Without these reads, the DSP may not advance to active audio routing.


Complete init timeline

Summary of the full sequence with approximate call numbers from a 9,748-call DTrace capture:

Call #SelectorPhaseDescription
0--1506SEL136/119/109/111/112/120PollingBackground service loops
1507SEL153/158DiscoveryDevice capability queries
1542SEL172 x2116Channel configPer-channel DSP configuration
1588SEL117/100/171TopologyBus info, register probe, routing tables
1781SEL102 x194SessionPer-channel session format
2627SEL195Audio engineUnknown pre-audio setup
2628SEL161/163/162/159ClockRate, source, master, capabilities
2651SEL157 x130LatencyPer-channel latency compensation
2655SEL131 x278Mixer paramsRoute, level, preamp, monitor init
2715SEL164 x4Channel countMixer channel topology
2717SEL189 x6Session config52-setting session preset load
2734SEL130 x713Bus coefficientsFader, pan, send, mute levels
2927SEL115/127/116 x145FirmwareDSP program loading
2943SEL170 x129I/O routingDriver I/O assignments
2945SEL128/129/113 x47Module connectPer-module chain setup (kext-internal)
2951SEL118 x82LatencyPlugin chain latency setup
4920SEL132 x24SettingsDirect mixer setting writes (after ~7s)
4948SEL108 x4DSP configBuffer size configuration
5436SEL196 x2FinalizeUnknown late-init

Selectors that do not touch hardware

Several high-call-count selectors visible in DTrace captures perform no BAR0 register writes and require no Linux equivalent:

SelectorNameCall countWhat it actually does
SEL172DispatchGetDriverIoRoutings2,116READ operation only — copies the kext's internal routing array into the output buffer. No hardware writes.
SEL189SetDeviceOutputDelayComp6macOS CoreAudio software output delay compensation. Not session config. No hardware writes.
SEL128DispatchAllocateChain47malloc + linked-list insert for a CChain C++ object. Zero hardware writes.
SEL129DispatchAddSubPluginToChain47memcpy of a 2,800-byte I/O descriptor into the CChain object. Zero hardware writes.
SEL113DispatchAllocatePlugin47malloc + linked-list insert for a CPluginInstance C++ object. Zero hardware writes.

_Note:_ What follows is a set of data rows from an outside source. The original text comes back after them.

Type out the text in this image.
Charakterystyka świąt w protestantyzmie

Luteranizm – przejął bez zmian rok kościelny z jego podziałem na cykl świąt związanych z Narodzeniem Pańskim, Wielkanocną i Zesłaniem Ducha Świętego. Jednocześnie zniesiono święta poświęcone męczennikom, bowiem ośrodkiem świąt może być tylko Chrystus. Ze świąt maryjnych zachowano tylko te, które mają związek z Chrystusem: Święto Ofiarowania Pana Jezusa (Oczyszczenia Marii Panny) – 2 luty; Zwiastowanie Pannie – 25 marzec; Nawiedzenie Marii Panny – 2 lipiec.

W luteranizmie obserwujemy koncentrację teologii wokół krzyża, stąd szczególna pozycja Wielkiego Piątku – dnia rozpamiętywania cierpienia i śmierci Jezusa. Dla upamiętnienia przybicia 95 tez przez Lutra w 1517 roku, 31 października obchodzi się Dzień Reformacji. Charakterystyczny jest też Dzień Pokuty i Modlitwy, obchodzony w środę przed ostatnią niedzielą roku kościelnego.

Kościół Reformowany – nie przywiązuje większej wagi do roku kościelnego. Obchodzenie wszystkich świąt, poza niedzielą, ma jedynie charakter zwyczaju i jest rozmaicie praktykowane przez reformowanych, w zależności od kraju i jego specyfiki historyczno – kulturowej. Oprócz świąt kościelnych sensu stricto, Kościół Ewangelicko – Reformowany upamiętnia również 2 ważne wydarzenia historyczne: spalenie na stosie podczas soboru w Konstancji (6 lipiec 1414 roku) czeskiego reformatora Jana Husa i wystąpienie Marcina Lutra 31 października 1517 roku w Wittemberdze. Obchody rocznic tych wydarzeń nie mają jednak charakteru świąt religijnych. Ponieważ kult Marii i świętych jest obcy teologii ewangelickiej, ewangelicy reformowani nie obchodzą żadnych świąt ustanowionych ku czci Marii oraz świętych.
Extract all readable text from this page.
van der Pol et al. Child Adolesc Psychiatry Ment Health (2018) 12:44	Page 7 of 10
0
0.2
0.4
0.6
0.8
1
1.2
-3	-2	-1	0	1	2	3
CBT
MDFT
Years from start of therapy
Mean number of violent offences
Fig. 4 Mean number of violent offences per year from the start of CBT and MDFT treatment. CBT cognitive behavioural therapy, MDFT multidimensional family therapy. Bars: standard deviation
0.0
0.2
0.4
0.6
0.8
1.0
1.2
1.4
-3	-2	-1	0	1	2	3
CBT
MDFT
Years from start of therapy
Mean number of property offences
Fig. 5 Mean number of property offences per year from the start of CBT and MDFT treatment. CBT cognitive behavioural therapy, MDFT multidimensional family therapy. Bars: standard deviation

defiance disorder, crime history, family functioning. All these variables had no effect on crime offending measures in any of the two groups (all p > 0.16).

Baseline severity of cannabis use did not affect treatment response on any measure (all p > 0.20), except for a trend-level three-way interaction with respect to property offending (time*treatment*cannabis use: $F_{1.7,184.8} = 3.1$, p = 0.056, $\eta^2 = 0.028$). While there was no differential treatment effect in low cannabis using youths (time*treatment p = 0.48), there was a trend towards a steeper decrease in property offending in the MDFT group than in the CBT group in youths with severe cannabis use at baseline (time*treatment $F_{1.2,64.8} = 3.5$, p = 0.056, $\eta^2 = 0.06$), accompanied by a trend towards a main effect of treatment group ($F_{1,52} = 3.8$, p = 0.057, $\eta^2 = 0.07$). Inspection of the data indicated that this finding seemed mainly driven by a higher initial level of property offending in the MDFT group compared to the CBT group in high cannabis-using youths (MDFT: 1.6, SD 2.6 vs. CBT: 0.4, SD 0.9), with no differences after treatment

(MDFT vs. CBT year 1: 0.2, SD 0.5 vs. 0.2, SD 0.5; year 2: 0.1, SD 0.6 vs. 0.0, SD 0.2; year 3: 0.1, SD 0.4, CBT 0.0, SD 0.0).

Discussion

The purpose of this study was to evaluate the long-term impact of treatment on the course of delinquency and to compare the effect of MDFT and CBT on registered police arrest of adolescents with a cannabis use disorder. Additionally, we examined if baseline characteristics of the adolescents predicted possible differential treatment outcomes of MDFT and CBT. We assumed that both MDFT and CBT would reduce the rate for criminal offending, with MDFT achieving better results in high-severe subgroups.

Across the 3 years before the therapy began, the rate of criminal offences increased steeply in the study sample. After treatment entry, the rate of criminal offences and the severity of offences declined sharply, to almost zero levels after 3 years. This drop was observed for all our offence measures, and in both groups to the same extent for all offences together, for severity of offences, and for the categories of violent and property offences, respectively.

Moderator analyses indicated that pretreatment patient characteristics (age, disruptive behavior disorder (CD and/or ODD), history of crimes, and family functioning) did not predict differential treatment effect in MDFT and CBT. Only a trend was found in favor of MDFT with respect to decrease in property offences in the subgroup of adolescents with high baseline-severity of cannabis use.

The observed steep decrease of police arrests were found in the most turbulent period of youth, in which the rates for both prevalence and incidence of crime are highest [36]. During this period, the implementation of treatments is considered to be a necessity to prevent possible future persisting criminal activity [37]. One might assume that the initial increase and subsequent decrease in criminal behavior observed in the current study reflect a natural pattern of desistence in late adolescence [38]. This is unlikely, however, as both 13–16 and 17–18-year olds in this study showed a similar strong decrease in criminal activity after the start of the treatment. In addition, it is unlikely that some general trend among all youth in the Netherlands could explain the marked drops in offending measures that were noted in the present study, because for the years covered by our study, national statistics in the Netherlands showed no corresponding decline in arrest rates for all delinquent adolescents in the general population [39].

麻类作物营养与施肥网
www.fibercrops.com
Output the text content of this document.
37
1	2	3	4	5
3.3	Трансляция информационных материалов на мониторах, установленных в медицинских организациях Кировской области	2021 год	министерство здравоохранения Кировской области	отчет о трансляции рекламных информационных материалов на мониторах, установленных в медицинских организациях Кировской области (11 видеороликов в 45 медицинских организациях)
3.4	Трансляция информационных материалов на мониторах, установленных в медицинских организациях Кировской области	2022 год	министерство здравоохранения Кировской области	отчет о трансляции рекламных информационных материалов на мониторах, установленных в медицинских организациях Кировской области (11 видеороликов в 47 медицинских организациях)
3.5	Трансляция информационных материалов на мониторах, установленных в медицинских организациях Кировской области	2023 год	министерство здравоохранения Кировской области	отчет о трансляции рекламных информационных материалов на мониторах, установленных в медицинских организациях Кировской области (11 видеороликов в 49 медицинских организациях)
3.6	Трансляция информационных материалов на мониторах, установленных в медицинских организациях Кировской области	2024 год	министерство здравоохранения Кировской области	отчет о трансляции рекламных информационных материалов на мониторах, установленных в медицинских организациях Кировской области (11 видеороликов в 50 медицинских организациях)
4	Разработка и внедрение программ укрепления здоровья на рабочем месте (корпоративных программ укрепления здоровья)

SEL128, SEL129, and SEL113 manage the macOS kext's in-memory C++ plugin graph (CSession, CChain, CPluginInstance). The actual hardware delivery of plugin data happens later through the DSP service loop (SEL119) via ring buffer command 0x00150000. This was proven by kext binary disassembly: none of these functions access BAR0.